1. **Spatial Binning (b) is highly optimized for GPU Fairy Forest:** The "Spatial Binning" technique demonstrates exceptional efficiency for "GPU Fairy Forest", maintaining a frametime close to zero relative to the baseline, even with 1000 lights. This indicates that spatial binning effectively manages the workload for this specific GPU configuration and scene type, preventing the performance degradation seen in other techniques. CPU methods also perform well under spatial binning, staying below the baseline.
2. **Stage Fusion introduces scalability challenges for GPUs:** Both "FreePipe-style Aggressive Stage Fusion" (a) and "Binning with Stage Fusion" (c) show that when stage fusion is involved, GPU performance (especially "GPU Fairy Forest" and "GPU Buddha") degrades significantly and non-linearly at higher shader complexities. This suggests that the overhead or architectural limitations related to stage fusion become a bottleneck for GPUs when processing a large number of lights. The exponential rise in frametime indicates a potential resource exhaustion or a non-optimal scaling of the fusion process on GPUs.
3. **CPUs handle stage fusion complexity more gracefully:** In contrast to GPUs, CPU-based rendering ("CPU Fairy Forest" and "CPU Buddha") with stage fusion (a and c) shows a more controlled increase in frametime. While frametime does increase, it tends to flatten out or increase linearly, suggesting that CPUs might be better equipped to handle the specific type of workload introduced by stage fusion, or that their performance degradation model is different and less severe than GPUs in these scenarios. "CPU Buddha" consistently shows better or comparable performance to "CPU Fairy Forest" across all scenarios, indicating its potential efficiency.

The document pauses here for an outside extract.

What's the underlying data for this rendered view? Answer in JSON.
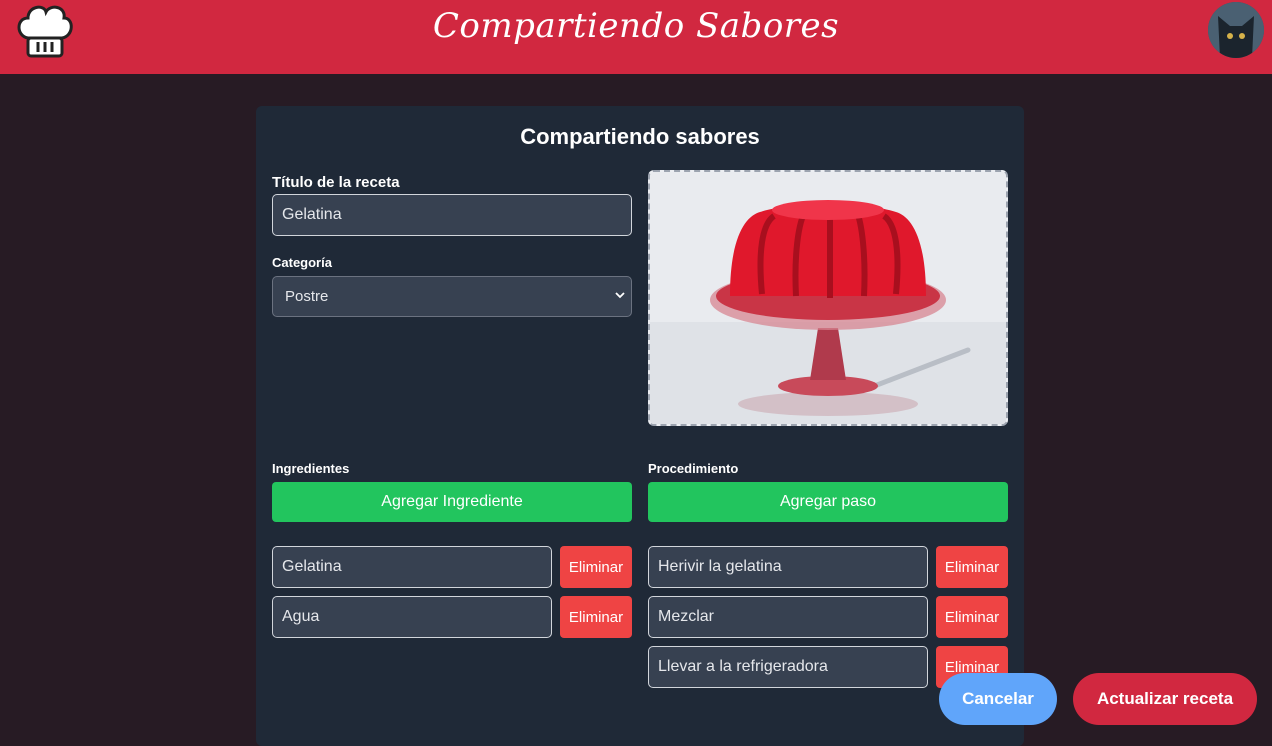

4. **Baseline and Relative Performance:** The y-axis labels are crucial. In (a) and (b), "Relative to Baseline" implies a comparison to a standard or initial performance. In (c), "Relative to all LoadBalance Schedules" suggests a comparison against a set of load-balancing techniques, implying that the values represent how well "Binning with Stage Fusion" performs compared to other load-balancing approaches. Values below 1.0 are generally desirable, indicating better performance than the baseline/other schedules.

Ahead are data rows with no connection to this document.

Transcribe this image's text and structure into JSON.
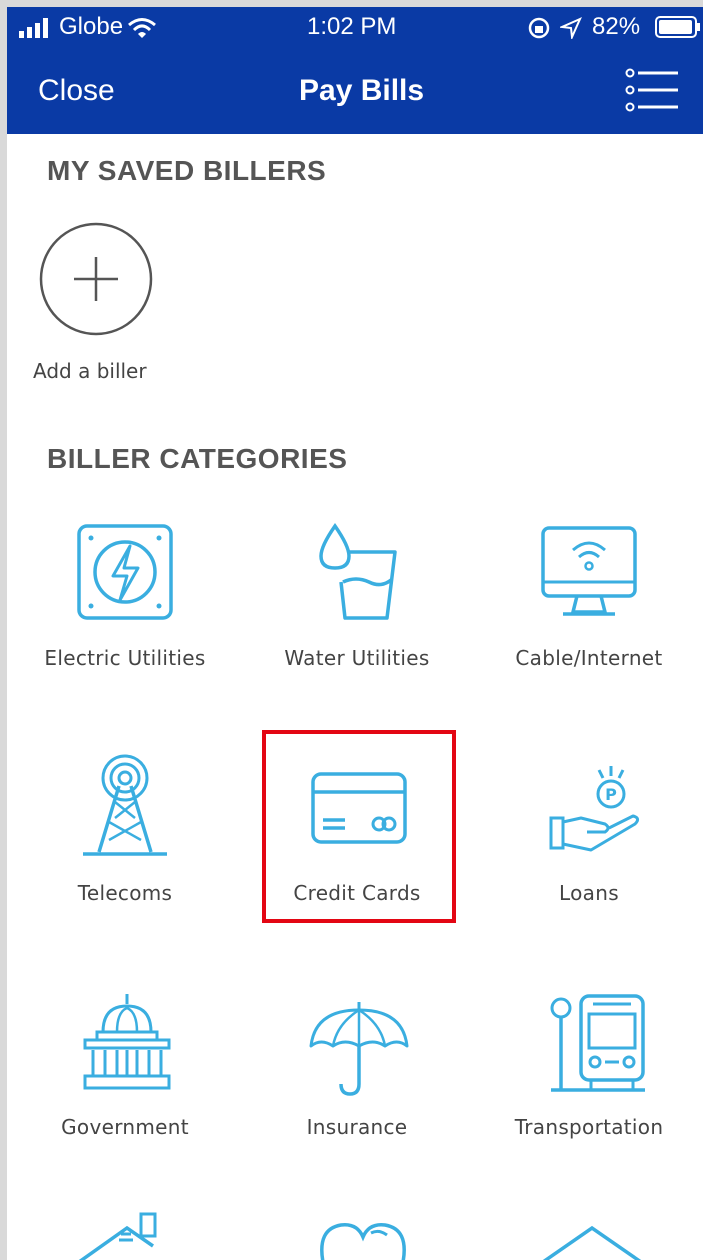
{
  "status_bar": {
    "carrier": "Globe",
    "time": "1:02 PM",
    "battery": "82%"
  },
  "nav": {
    "close_label": "Close",
    "title": "Pay Bills",
    "menu_icon": "list-menu-icon"
  },
  "saved_billers": {
    "title": "MY SAVED BILLERS",
    "add_label": "Add a biller"
  },
  "categories": {
    "title": "BILLER CATEGORIES",
    "items": [
      {
        "label": "Electric Utilities",
        "icon": "electric-icon"
      },
      {
        "label": "Water Utilities",
        "icon": "water-glass-icon"
      },
      {
        "label": "Cable/Internet",
        "icon": "monitor-wifi-icon"
      },
      {
        "label": "Telecoms",
        "icon": "tower-icon"
      },
      {
        "label": "Credit Cards",
        "icon": "credit-card-icon"
      },
      {
        "label": "Loans",
        "icon": "hand-coin-icon"
      },
      {
        "label": "Government",
        "icon": "government-building-icon"
      },
      {
        "label": "Insurance",
        "icon": "umbrella-icon"
      },
      {
        "label": "Transportation",
        "icon": "bus-icon"
      }
    ]
  },
  "colors": {
    "nav_bg": "#0a3aa5",
    "icon_blue": "#3aaee0",
    "highlight": "#e30613"
  }
}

In summary, for scenarios with high shader complexity, "Spatial Binning" appears to be the superior technique, especially for GPU rendering. However, when "Stage Fusion" is employed, CPU-based rendering, particularly "CPU Buddha", demonstrates more robust and scalable performance compared to GPU-based methods, which suffer significant performance drops. This highlights a trade-off between different rendering techniques and hardware platforms depending on the specific demands of the scene (shader complexity) and the chosen optimization strategies.